Ah i think i may have misunderstood how the system is made. It is purely peer to peer. So any issues could be if the software has a security vulnerability, but I'm not sure how that ties in with things like "as-use" open source licensing. This post explained the network fairly well I found: https://staltz.com/an-off-grid-social-network.html
As far as GDPR goes, you're right because you're specifically choosing people to send it to. However, having a mechanism to delete your messages on other people's systems when they sync would probably go a long way.
> having a mechanism to delete your messages on other people's systems when they sync would probably go a long way.
It is my understanding at the moment that it's not scientifically possible to do this. If I'm mistaken I would love to hear a proposal for doing this, but I don't understand how full read access can be revokable once you have the data and a way to decrypt it. DRM doesn't count/work.
Not technically possible currently (well, last I checked). A client could be configured to send a "please delete message id 29342" type post, but other clients would have to know how to understand that and to honor it. The functionality would be similar to "sender has recalled this message" in exchange.

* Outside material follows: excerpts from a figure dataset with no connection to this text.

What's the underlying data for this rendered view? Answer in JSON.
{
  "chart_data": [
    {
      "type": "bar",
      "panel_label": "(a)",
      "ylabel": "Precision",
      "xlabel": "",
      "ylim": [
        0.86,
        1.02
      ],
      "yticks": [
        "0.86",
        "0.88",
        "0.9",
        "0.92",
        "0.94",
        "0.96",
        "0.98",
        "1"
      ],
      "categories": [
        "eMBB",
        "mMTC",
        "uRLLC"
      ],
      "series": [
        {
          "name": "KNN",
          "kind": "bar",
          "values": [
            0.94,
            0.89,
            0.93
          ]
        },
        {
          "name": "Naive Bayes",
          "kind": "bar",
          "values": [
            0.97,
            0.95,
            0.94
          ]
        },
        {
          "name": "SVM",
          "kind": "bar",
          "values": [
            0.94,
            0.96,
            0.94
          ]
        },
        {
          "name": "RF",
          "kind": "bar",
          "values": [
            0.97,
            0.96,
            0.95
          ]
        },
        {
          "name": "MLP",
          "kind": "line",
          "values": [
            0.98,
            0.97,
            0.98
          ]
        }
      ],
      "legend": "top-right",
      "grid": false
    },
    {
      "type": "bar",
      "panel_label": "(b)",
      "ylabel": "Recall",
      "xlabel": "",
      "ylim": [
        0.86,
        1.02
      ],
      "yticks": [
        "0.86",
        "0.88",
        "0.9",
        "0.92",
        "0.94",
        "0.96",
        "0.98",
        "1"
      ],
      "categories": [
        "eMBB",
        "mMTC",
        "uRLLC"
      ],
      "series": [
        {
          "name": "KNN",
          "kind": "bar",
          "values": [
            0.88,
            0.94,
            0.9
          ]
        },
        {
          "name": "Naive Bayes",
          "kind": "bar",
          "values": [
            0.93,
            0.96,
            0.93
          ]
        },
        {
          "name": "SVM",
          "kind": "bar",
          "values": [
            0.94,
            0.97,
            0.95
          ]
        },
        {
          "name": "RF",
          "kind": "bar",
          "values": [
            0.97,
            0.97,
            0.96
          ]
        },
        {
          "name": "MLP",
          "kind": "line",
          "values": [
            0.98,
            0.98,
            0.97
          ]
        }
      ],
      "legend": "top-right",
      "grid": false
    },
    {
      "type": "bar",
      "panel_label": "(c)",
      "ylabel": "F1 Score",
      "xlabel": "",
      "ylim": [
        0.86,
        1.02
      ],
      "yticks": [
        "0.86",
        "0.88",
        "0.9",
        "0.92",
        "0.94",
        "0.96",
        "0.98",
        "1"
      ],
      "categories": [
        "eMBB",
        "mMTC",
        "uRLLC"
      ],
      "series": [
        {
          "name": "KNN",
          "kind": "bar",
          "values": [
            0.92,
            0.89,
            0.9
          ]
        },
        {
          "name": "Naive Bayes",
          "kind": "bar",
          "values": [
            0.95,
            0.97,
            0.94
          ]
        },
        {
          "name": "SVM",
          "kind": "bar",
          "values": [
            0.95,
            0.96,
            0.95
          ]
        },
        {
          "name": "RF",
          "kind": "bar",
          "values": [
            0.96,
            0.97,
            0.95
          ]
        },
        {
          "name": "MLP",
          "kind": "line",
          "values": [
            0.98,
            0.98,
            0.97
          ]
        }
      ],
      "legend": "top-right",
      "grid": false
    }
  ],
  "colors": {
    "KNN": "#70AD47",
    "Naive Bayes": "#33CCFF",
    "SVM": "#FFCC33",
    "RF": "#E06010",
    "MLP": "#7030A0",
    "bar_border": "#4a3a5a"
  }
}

Also, the way the protocol works is that clients discover the most recent log entry number, and then request all "missing" ones. So that delete message would be more like a "please overwrite message id 29342 with zeros or something".
Is it possible to do revocable private messages in a decentralized system. My understanding it that the Zot protocol (used by Hubzilla) deals with this by keeping private data on the hub of the user sharing it, while public message can be mirrored to the hubs of any users receiving it. "Sending" a private message (or media file) to another user actually sends a notification to that user that they have permission to access it. When the receiver wants to access the message, their hub has to correctly identify them to the sender's hub, using credentials sent as part of that notification. But all of that is handled in the background, not a painful, confusing manual process users have to know about. See:
https://github.com/friendica/friendica/issues/2894#issuecomm...
From what I understand of SSB,it works by distributing messages to receiving users as part of a blockchain, making all messages effectively public, even if not published with the goal of giving the public access. But maybe similar functionality could be added by setting up private "clubs" - pub servers set up by groups of users who know and trust each other - which would play the same role as a Hubzilla hub, storing private messages and displaying them to users who can authenticate correctly.
As far as GDPR goes, you're right because you're specifically choosing people to send it to. However, having a mechanism to delete your messages on other people's systems when they sync would probably go a long way.